Fuimos un entramado de aciones, como esos trazos deformes causados por las ramas de los árboles y que cualquiera puede encontrar dibujados sobre un cielo azul en una tarde de mayo o de cualquier otoño.
Al conocernos, muchos dijeron que gracias a ti centré mis pensamientos, dejé de ser egoísta y cambió mi modo de ser con el mundo. Dijeron, también, que yo fui el color de tu vida, la desfachatez y la ironía que te hacía falta entender. Nunca creyeron que yo sería capaz de corromper tus silencios y de aprender de ti a disfrutar del vacío.
Siempre fuimos uno contra el otro, pero también fuimos uno con el otro. Sinceramente no me sorprende que incluso ahora que ya no estamos juntos, sigo dibujando en ti una sonrisa cuando digo un sinsentido.

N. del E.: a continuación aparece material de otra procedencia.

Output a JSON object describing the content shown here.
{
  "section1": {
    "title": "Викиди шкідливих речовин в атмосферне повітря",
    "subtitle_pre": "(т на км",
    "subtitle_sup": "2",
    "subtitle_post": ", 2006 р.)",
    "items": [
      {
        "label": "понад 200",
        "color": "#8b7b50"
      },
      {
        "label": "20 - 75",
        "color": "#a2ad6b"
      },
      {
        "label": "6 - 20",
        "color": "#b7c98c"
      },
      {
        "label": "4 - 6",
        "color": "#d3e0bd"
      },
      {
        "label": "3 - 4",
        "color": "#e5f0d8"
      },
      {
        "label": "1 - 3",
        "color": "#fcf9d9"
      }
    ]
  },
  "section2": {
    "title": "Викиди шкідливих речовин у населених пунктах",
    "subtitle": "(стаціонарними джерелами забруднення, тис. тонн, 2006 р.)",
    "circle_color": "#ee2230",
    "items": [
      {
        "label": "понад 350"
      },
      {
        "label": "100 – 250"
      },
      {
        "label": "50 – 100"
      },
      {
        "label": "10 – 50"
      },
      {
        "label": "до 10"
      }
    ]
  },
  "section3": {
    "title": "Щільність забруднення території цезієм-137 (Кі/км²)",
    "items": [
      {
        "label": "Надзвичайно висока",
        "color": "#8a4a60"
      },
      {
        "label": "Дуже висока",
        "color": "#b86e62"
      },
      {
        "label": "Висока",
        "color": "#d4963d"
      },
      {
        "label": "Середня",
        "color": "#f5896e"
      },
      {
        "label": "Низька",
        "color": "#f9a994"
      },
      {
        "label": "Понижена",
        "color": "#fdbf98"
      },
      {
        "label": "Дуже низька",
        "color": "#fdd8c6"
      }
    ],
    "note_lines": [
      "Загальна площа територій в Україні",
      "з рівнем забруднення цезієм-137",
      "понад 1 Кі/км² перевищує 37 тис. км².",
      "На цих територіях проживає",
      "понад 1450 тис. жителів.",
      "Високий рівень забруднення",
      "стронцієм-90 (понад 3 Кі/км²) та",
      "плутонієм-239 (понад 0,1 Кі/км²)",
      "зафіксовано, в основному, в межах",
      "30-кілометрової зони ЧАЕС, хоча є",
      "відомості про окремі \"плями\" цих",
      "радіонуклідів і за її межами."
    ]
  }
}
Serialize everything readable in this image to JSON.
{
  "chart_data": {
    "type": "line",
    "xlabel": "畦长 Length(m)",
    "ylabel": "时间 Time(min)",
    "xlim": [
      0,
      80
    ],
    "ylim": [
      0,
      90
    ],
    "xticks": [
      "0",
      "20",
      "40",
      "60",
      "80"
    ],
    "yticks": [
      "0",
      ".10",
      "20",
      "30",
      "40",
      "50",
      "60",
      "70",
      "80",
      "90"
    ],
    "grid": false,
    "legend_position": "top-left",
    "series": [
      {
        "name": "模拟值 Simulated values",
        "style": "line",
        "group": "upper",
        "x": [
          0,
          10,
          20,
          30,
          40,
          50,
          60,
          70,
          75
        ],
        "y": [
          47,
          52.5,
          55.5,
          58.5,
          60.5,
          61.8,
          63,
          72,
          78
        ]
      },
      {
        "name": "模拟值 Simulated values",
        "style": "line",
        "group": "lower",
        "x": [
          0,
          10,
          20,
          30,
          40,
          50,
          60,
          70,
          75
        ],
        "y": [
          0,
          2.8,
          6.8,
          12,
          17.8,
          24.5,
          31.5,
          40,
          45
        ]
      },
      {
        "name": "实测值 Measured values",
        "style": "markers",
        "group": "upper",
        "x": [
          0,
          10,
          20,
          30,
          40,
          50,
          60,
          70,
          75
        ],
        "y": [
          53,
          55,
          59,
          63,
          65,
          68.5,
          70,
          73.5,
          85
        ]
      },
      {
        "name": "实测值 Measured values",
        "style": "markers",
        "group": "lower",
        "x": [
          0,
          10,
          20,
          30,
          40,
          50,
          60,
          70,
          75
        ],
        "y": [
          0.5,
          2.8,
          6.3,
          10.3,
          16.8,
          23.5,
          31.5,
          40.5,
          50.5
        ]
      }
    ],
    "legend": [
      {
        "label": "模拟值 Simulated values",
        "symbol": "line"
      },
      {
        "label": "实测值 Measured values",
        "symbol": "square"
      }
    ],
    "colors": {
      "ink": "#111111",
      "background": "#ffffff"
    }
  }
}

Te conocí un invierno y para mi siempre fuiste un cálido enero. Hubo días en los que viví en la cercanía del mundo que tantas veces Borges describió, sentí que muchos anhelos llegaron a buen puerto y que la felicidad es algo por lo cual se trabaja. Constantemente pienso en esas tardes de domingo acompañadas de besos con sabor a café y de noches coloreadas y con prisa, porque a pesar de todo, nunca pudimos detener el tiempo.
Lo entendí. Somos contradicción pura, como el agua y el aceite, el blanco contra el negro, el cielo y el infierno, el uno para el otro. Tu pensabas en llegar a más y yo empecé a creer menos. Eras el día y yo fui tu noche. Luego pronunciaste ese te amo, pero ya no quiero estar contigo.